Changing doctors opinions and prescribing practice is hard – just ask the pharmaceutical companies who spend millions trying to do so.
The biggest influencer in most areas of clinical practice is what doctors have learned at medical school and what they see and hear practised in their first few years of their training. Whilst new research and guidelines are important contributors to a doctor’s prescribing practice, overcoming these historical norms remains a challenge.
And this is the situation the UK medical cannabis movement currently faces.
As someone who has spent 20 years working with, and researching cannabis dependency, I have treated many hundreds of people whose lives have been negatively influenced by use, through dependence or its impact upon their mental and respiratory health.
I have known many happy, pretty functional people who smoke cannabis and experience predominantly positive experiences. While dependency at 10% of users (higher for those starting in adolescence) should not be ignored, it is a harm we want to minimise, and it will certainly not replicate the ongoing, prescription opioid-addiction crisis.
I have had patients who have disclosed their use to me with the specific intent of seeking my opinion on the medical utility of cannabis for a particular condition. Their reasons for disclosure often vary; Sometimes they are after justification for their use, sometimes they genuinely wanted to know if it might be useful, and other times they thought I should know, as part of their assessment and treatment.
I always value their willingness to share that detail and in some cases I fully support their rational for cannabis use. While I couldn’t say it was first-line or highly evidenced I know enough to provide what I thought is reasonable advice.
As we move forward and hopefully find the current regulatory obstructions to prescribing cannabis in the UK wane, doctors are likely to see many more patients seeking cannabis for their conditions.
For doctors to step confidently into this arena there will need to be enhanced training of current medical students, further education and new guidelines support a change in culture and the preconceptions of current practitioners. It will require caution in the conditions we choose to start treating with cannabis. It will require more research and engagement of the medical cannabis community in dynamic feedback loops, so clinicians and patients can learn together what works best.
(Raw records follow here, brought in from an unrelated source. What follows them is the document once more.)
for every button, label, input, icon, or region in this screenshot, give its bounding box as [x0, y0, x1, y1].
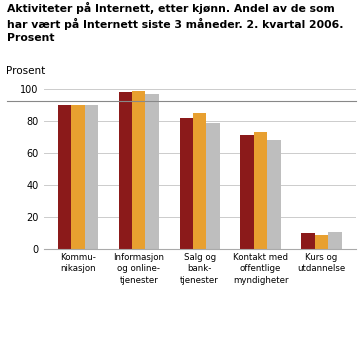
Bar — [315, 235, 328, 249]
Bar — [58, 105, 71, 249]
Bar — [119, 92, 132, 249]
Bar — [206, 122, 220, 249]
Bar — [85, 105, 98, 249]
Bar — [71, 105, 85, 249]
Text: Aktiviteter på Internett, etter kjønn. Andel av de som
har vært på Internett sis: Aktiviteter på Internett, etter kjønn. A… — [7, 2, 344, 43]
Bar — [180, 118, 193, 249]
Bar — [328, 232, 342, 249]
Text: Prosent: Prosent — [6, 66, 45, 76]
Bar — [146, 94, 159, 249]
Bar — [240, 136, 254, 249]
Bar — [254, 132, 267, 249]
Bar — [193, 113, 206, 249]
Bar — [267, 140, 281, 249]
Bar — [301, 233, 315, 249]
Bar — [132, 91, 146, 249]
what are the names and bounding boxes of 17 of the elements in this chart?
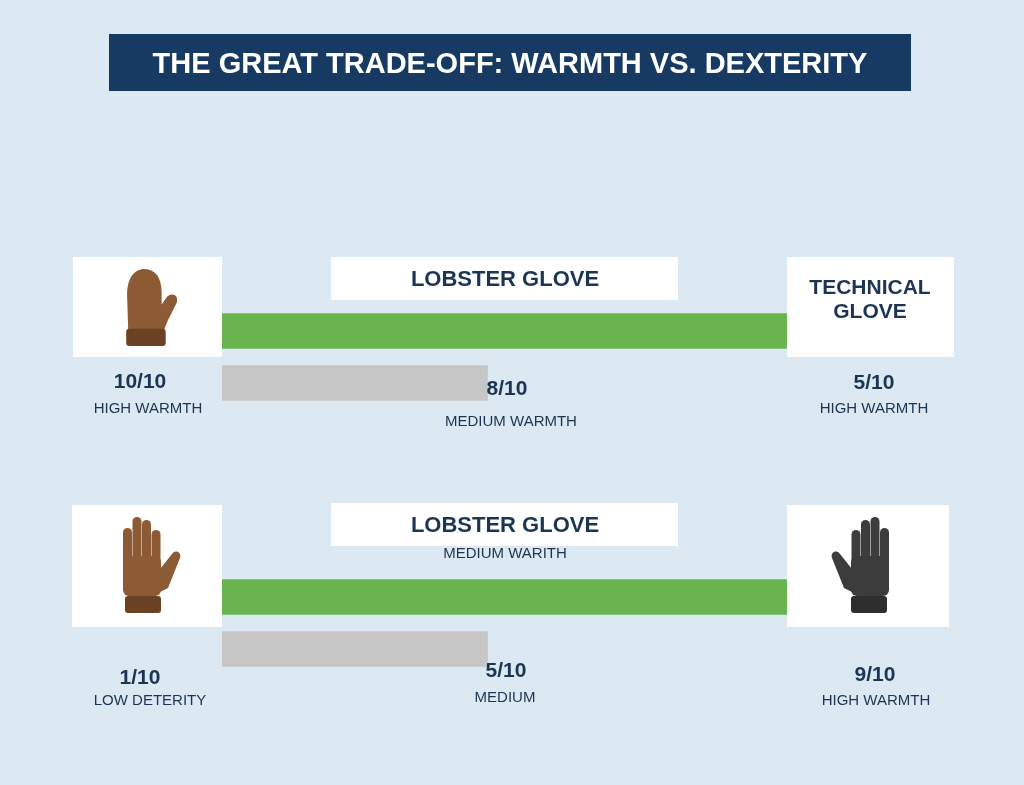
text: 1/10 — [119, 665, 161, 689]
text: TECHNICAL GLOVE — [808, 275, 932, 323]
text: LOBSTER GLOVE — [410, 511, 600, 538]
text: MEDIUM WARMTH — [445, 411, 577, 430]
text: MEDIUM — [474, 687, 536, 706]
text: LOBSTER GLOVE — [410, 265, 600, 292]
text: HIGH WARMTH — [821, 690, 931, 709]
annotation: 5/10 — [485, 658, 527, 682]
text: 10/10 — [113, 369, 167, 393]
text: HIGH WARMTH — [819, 398, 929, 417]
annotation: 8/10 — [486, 376, 528, 400]
text: MEDIUM WARITH — [443, 543, 567, 562]
text: 5/10 — [853, 370, 895, 394]
chart-title: THE GREAT TRADE-OFF: WARMTH VS. DEXTERITY — [152, 46, 868, 80]
text: 9/10 — [854, 662, 896, 686]
text: HIGH WARMTH — [93, 398, 203, 417]
text: LOW DETERITY — [93, 690, 207, 709]
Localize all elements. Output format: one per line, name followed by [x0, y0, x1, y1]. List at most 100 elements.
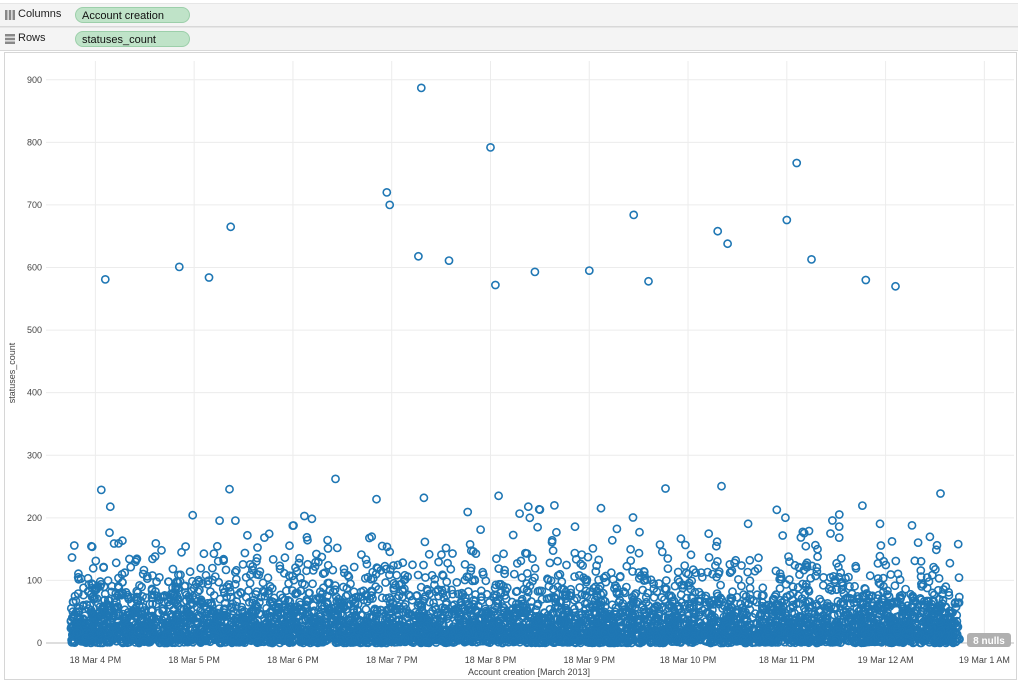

In the same way that cannabis is not a single drug – with over 100 active cannabinoids – medicinal cannabis will not be a single medicine.
From ratios and doses of THC and CBD, to preparations, will it be; flower, resin, oils, liquid or tablet, or to route; vaping, oral, suppository, or topical, and then there are the dosing regimes; we have so much to learn. Selecting and navigating cannabis medicines is going to be way more challenging than managing prescribed opioids or benzodiazepines.
But the speed with which the medical world has woken up to therapeutic potential of cannabis gives reason to be optimistic.
Special licenses for cannabis did not arrive on the back of a landmark study; It was these stories that created such an overwhelming emotional response that things had to change. The spirit generated by these patient stories should act as the fuel to generate change in doctors’ subjective perceptions – and create a space for the cannabis evidence base and guidelines to catch up.
Things are changing; led by the heroic stories of parents fighting for their children’s lives.